Future Foundation #1
Written by Jeremy Whitley
Art by Will Robson, Daniele Orlandini and Greg Menzie
Lettering by Joe Caramagna
Published by Marvel Comics
Review by Kat Calamia
‘Rama Rating: 7 out of 10
On the heels of Jeremy Whitley’s The Unstoppable Wasp , the writer tackles a new set of teen scientists – the Future Foundation. The premiere throws you right into the action as the team puts their newest member, Julie Power, into a hostage situation to go on an intergalactic heist to save a prisoner. If you are already a fan of Fantastic Four’s B-team then you are going to be in for a fun ride, but putting the reader straight into the action also makes the narrative feel a bit jumbled, as Whitley and Robson struggle to juggle their large cast, making this debut a little less than new reader friendly.
Future Foundation’s strongest cast members are the series’ leaders, Julie and Alex Power. They receive the most panel time as Julie plays a damsel in distress to save a female prisoner. Whitley does a good job at showcasing her character’s personality, all while landing some entertaining exposition about her time in the Avengers Academy and her breakup with Runaway’s Karolina Dean. Julie’s a bookworm who is tired of avoiding her superhero instincts, and her actions in this issue showcase that well. Alex Power, meanwhile, is the man in the chair as he guides his team members to victory, even if he doesn’t feel fully confident about his leadership skills, something that goes back to his Power Pack days. I’m really excited to see more of the Power sibling dynamic as they are the heart of the book in both this premiere, and the Fantastic Four backup story from last week.

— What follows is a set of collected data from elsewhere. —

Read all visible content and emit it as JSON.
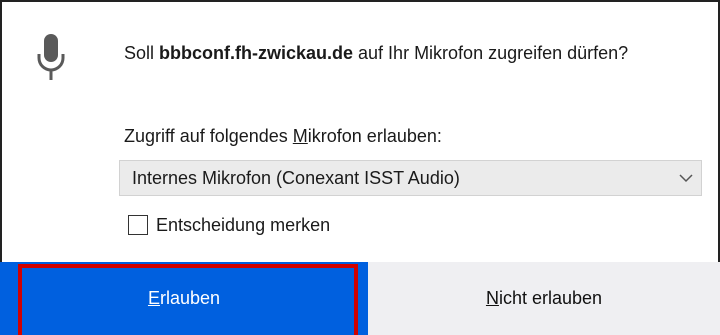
{
  "dialog": {
    "prompt_prefix": "Soll ",
    "prompt_host": "bbbconf.fh-zwickau.de",
    "prompt_suffix": " auf Ihr Mikrofon zugreifen dürfen?",
    "mic_label_before": "Zugriff auf folgendes ",
    "mic_label_accesskey": "M",
    "mic_label_after": "ikrofon erlauben:",
    "mic_select_value": "Internes Mikrofon (Conexant ISST Audio)",
    "remember_label": "Entscheidung merken",
    "remember_checked": false,
    "allow_accesskey": "E",
    "allow_rest": "rlauben",
    "deny_accesskey": "N",
    "deny_rest": "icht erlauben"
  },
  "icons": {
    "prompt_icon": "microphone-icon",
    "select_icon": "chevron-down-icon"
  },
  "colors": {
    "allow_button": "#0060df",
    "deny_button": "#efeff2",
    "highlight_box": "#d00000"
  }
}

The next Future Foundation member that radiates personality is Bentley-23, the know-it-all teenage clone of the Wizard. Whitley gives the character a good amount of panel time to allow the audience to know that he’ll be taking the role of the annoying but lovable little brother in this team/family. Whitley tries to give a spotlight to other members like Onome, but there just isn’t enough room in this issue for her narration to feel organic. Most of the team members’ inner monologues come later in the story, so it doesn’t fit the overall structure that was set from the beginning of the issue.
On artwork, Robson gives a cartoony flavor to the series that fits nicely with the book’s teen/young adult cast. It worked well with Whitley’s kinetic style of storytelling and Greg Menzie’s vibrant color work. That said, there are some proportion issues, especially with the character’s faces that I hope to see improve, especially if the series’ taps into Whitley’s more emotional storytelling that was prominent with his work on The Unstoppable Wasp.
Future Foundation doesn’t introduce the team perfectly, but does a good job at showcasing what threats they will be going up against, and how they will be working as a unit to fight these encounters. The cliffhanger of the issue presents a very promising place to explore not just for the Fantastic Four, but the Marvel universe as a whole. Future Foundation #1 is a fun, high-energy premiere that has a lot of promise if it figures out what elements to focus upon.